« L’État a été l’instance superstructurale de la répression capitaliste. C’est pourquoi Marx le dénonce. Mais aujourd’hui, avec la mondialisation, le renversement est total. Alors que l’État-nation a pu être le moyen d’oppression d’une classe par une autre, il devient le moyen de résister à la mondialisation. C’est un jeu dialectique. » Clouscard
On est pas dans un schéma marxiste car le communisme devait arriver dans des peuples constitués (« La haine des nations est l’internationalisme des imbéciles » Lénine, comme je vous ai déjà dit). Or les peuples ont été remplacées par des multiethniqués, des particuliers incognito narcissiques.
La nation est morte : Le Kaiser serait à Marseille en 15 jours face aux épilés d’aujourd’hui.
Avec elle est mort la raison du communisme. Qui dit universel dit indéterminé, dit rien. qui dit Humanité veut tromper (Proudhon) Aucun blanc ne se battra pour le prolétaire bantou... Le particulier incognito est seul, et l’évolution de la société le montre : les gens se font livrer leurs courses pour éviter le contact, tout se passe par l’écran indifférenciant, le village réel est mort pour laisser place à la place du village virtuel C’est « demain les chiens » de Simak... si vous connaissez. Le substrat peuple a disparu. Il n’y a pas de communisme sans identité. Aucun animal n’a de solidarité à travers toute l’espèce. Encore moins quand l’Espace Vital part en couille, dans la surpopulation etc. Ne reste que l’entre-soi de la bande bobo.

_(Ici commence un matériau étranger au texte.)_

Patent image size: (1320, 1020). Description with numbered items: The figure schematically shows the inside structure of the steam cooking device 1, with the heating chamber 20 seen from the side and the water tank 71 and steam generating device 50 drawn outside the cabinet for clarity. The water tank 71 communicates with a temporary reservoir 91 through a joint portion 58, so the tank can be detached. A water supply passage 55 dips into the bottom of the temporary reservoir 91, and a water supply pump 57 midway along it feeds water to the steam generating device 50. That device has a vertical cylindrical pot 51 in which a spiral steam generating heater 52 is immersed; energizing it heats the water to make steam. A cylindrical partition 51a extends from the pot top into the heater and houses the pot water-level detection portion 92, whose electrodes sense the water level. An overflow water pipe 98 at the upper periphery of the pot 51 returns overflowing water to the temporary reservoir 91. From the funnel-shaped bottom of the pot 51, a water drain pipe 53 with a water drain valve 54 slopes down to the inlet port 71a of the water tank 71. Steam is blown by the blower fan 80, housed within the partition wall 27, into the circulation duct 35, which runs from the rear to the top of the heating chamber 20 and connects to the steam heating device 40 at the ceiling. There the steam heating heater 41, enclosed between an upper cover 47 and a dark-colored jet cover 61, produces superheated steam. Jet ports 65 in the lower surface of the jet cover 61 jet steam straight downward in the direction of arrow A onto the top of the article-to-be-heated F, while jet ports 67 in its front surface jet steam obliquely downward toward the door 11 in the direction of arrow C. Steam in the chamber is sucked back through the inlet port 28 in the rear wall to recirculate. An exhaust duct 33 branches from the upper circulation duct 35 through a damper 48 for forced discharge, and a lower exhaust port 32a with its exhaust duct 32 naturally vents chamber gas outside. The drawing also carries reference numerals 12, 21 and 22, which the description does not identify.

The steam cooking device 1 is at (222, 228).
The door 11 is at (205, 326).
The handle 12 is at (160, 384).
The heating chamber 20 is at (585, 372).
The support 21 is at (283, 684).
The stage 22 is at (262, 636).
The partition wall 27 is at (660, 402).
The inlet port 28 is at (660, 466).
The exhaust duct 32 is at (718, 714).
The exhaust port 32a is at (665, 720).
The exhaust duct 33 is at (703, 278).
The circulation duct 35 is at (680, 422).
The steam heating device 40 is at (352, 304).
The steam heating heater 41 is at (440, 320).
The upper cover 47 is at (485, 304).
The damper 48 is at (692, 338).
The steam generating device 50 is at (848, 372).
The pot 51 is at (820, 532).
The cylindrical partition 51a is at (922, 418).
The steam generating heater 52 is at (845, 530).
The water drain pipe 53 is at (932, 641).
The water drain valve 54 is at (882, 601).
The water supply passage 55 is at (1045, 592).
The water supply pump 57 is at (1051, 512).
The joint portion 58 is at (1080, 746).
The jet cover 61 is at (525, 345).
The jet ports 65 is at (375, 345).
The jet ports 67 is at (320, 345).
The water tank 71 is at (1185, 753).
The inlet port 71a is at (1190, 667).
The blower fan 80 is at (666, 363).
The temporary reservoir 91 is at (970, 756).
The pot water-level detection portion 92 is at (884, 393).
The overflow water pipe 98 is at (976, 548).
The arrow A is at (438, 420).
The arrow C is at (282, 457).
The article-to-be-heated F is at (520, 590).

Les seuls anarchistes de l’Histoire qui gagnèrent (un tps) furent des paysans ethnicisés, en Ukraine, en Espagne, au Mexique.
Quand l’ « entraide abstraite » (la nation, Durkheim) est effacée, le mir, le peuple, régression à l’individu et sa substance. Quand le surmoi a disparu reste le moi et le ça. Tout le mvmt réel actuel n’est que ça
La fin des partis politiques, des syndicats, des nations, des idéologies etc... pour le supermarché où la race (la religion n’étant qu’un masque), le corps capital à entretenir par coach sportif et produits de beauté homme , la race fierté qui ne peut être enlevée
Une société, encore moins une démocratie, ne peut pas évoluer dans un système ouvert. Le « nationalisme » actuel n’a rien à voir avec la nation, mais avec l’oxymore d’une évolution universelle. Aussi les mvmts populistes essayent de ressusciter la politique, décrédibilisée face au Caddie mondialiste omnipotent. Et on ne remonte pas le fleuve de l’Histoire.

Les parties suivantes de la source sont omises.